Okurken Gabriel Garcia Marquez’in Yüzyıllık Yalnızlık kitabının yerli versiyonu içinde hissettim kendimi, zaten ikisi de büyülü gerçekçilikle yazılmış ve ailenin çocuklarına sürekli aynı isimleri koymaları da benzer bir yanıydı aynı zamanda.

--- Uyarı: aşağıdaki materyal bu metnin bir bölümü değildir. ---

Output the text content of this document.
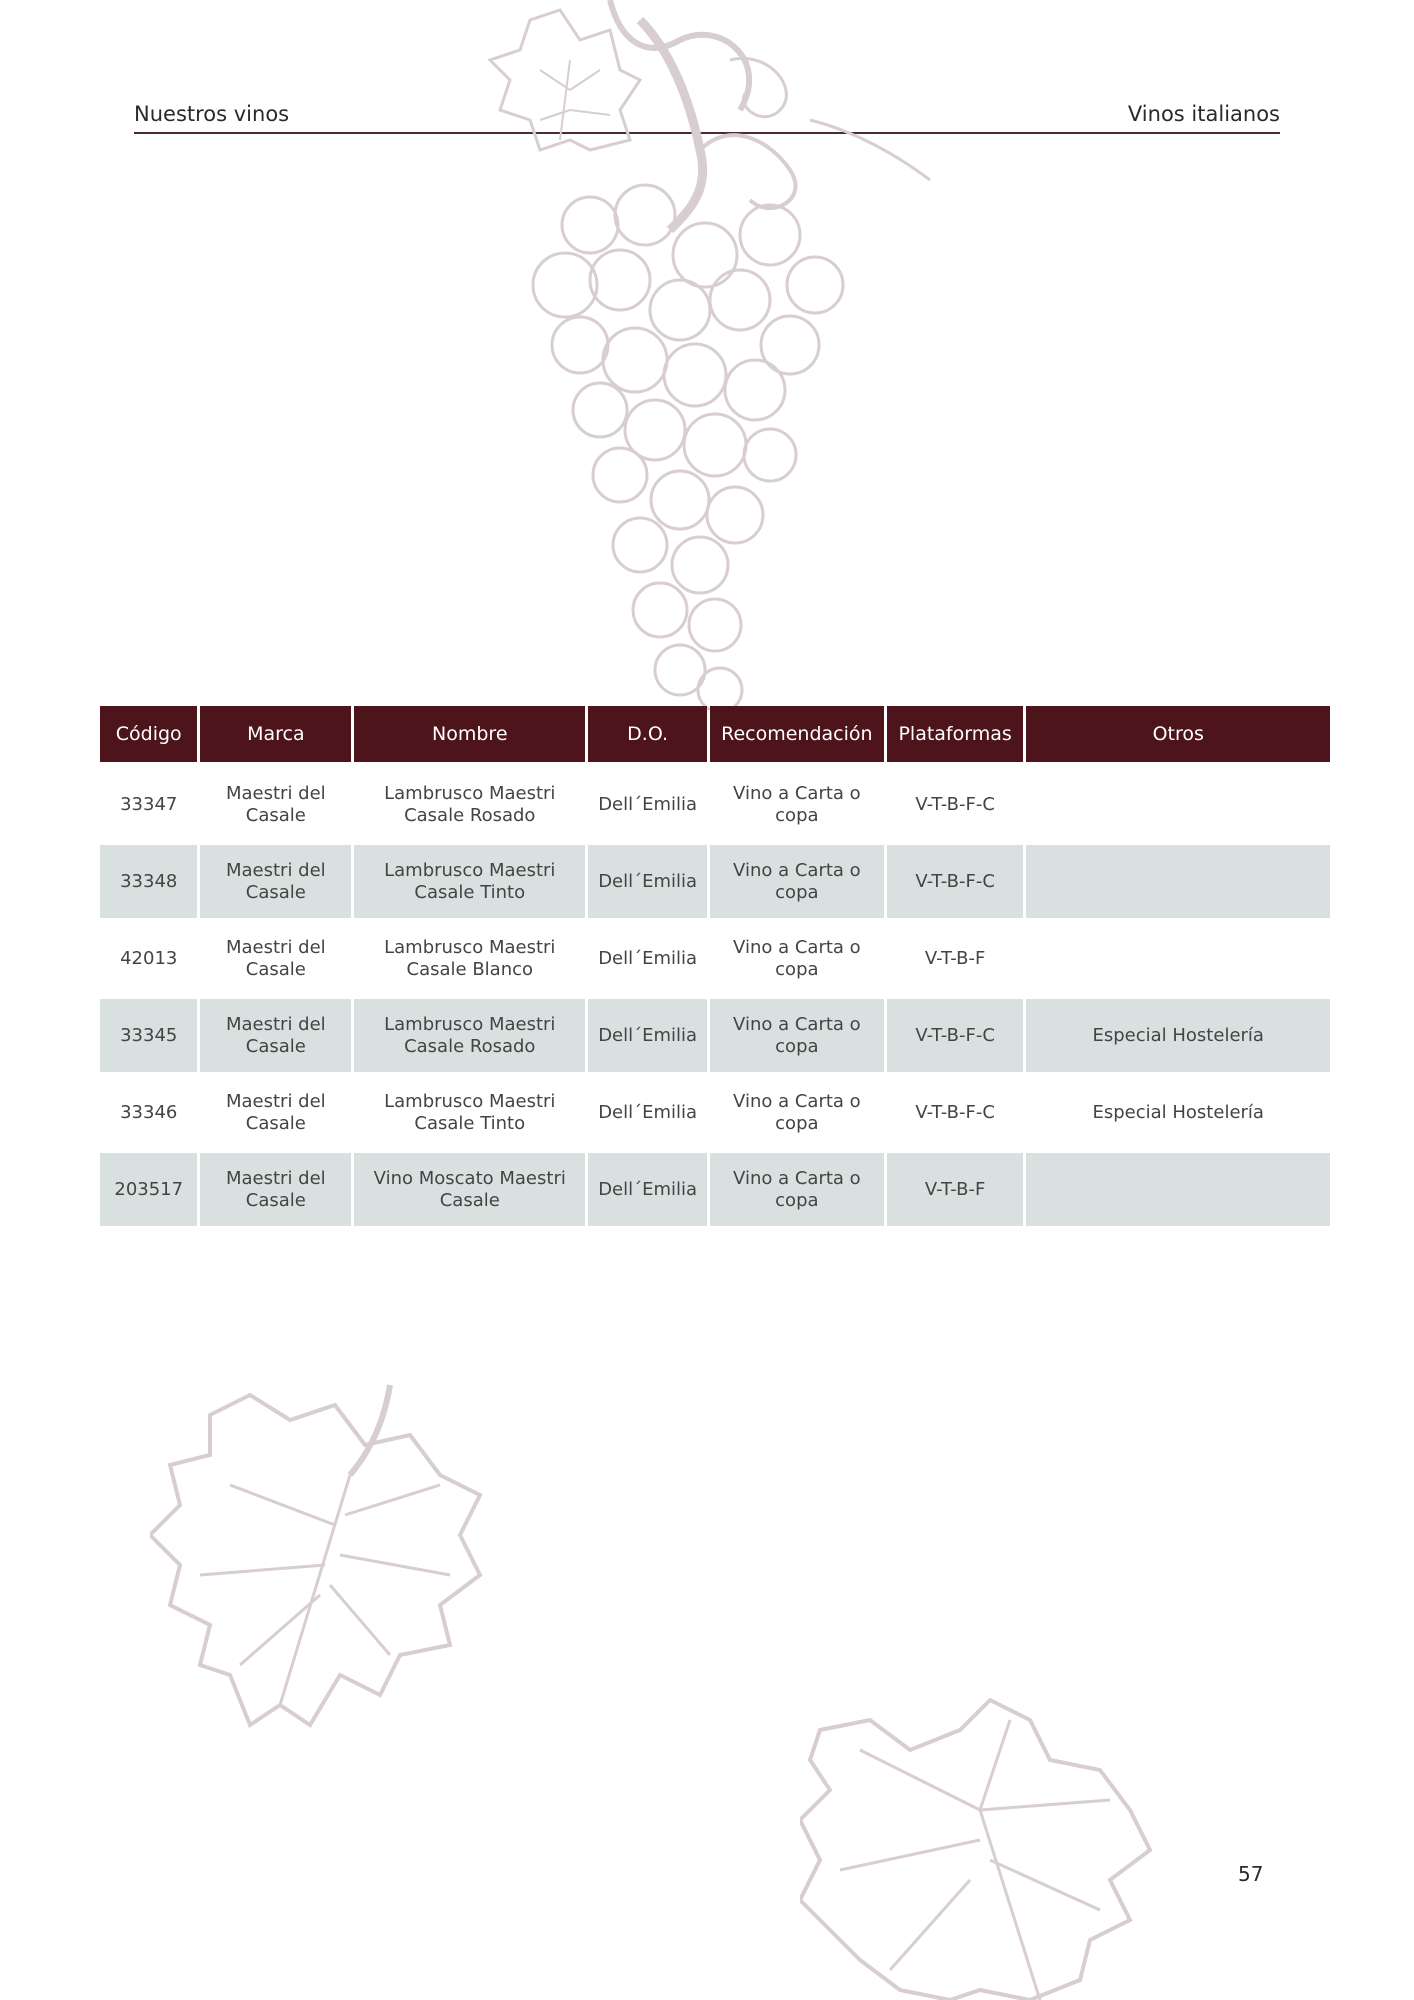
Nuestros vinos	Vinos italianos
Código	Marca	Nombre	D.O.	Recomendación	Plataformas	Otros
33347	Maestri del Casale	Lambrusco Maestri Casale Rosado	Dell´Emilia	Vino a Carta o copa	V-T-B-F-C	
33348	Maestri del Casale	Lambrusco Maestri Casale Tinto	Dell´Emilia	Vino a Carta o copa	V-T-B-F-C	
42013	Maestri del Casale	Lambrusco Maestri Casale Blanco	Dell´Emilia	Vino a Carta o copa	V-T-B-F	
33345	Maestri del Casale	Lambrusco Maestri Casale Rosado	Dell´Emilia	Vino a Carta o copa	V-T-B-F-C	Especial Hostelería
33346	Maestri del Casale	Lambrusco Maestri Casale Tinto	Dell´Emilia	Vino a Carta o copa	V-T-B-F-C	Especial Hostelería
203517	Maestri del Casale	Vino Moscato Maestri Casale	Dell´Emilia	Vino a Carta o copa	V-T-B-F	
57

Ama kesinlikle taklit gibi değildi sadece duygu derinliği ve okuma zevki açısından benzerlik buldum.
Yazarın okuduğum ilk kitabıydı ama diğer kitaplarını da okumak için bir neden verdi bana, mutlaka onları da kütüphaneme ekleyeceğim. İyi ki tanışmışız..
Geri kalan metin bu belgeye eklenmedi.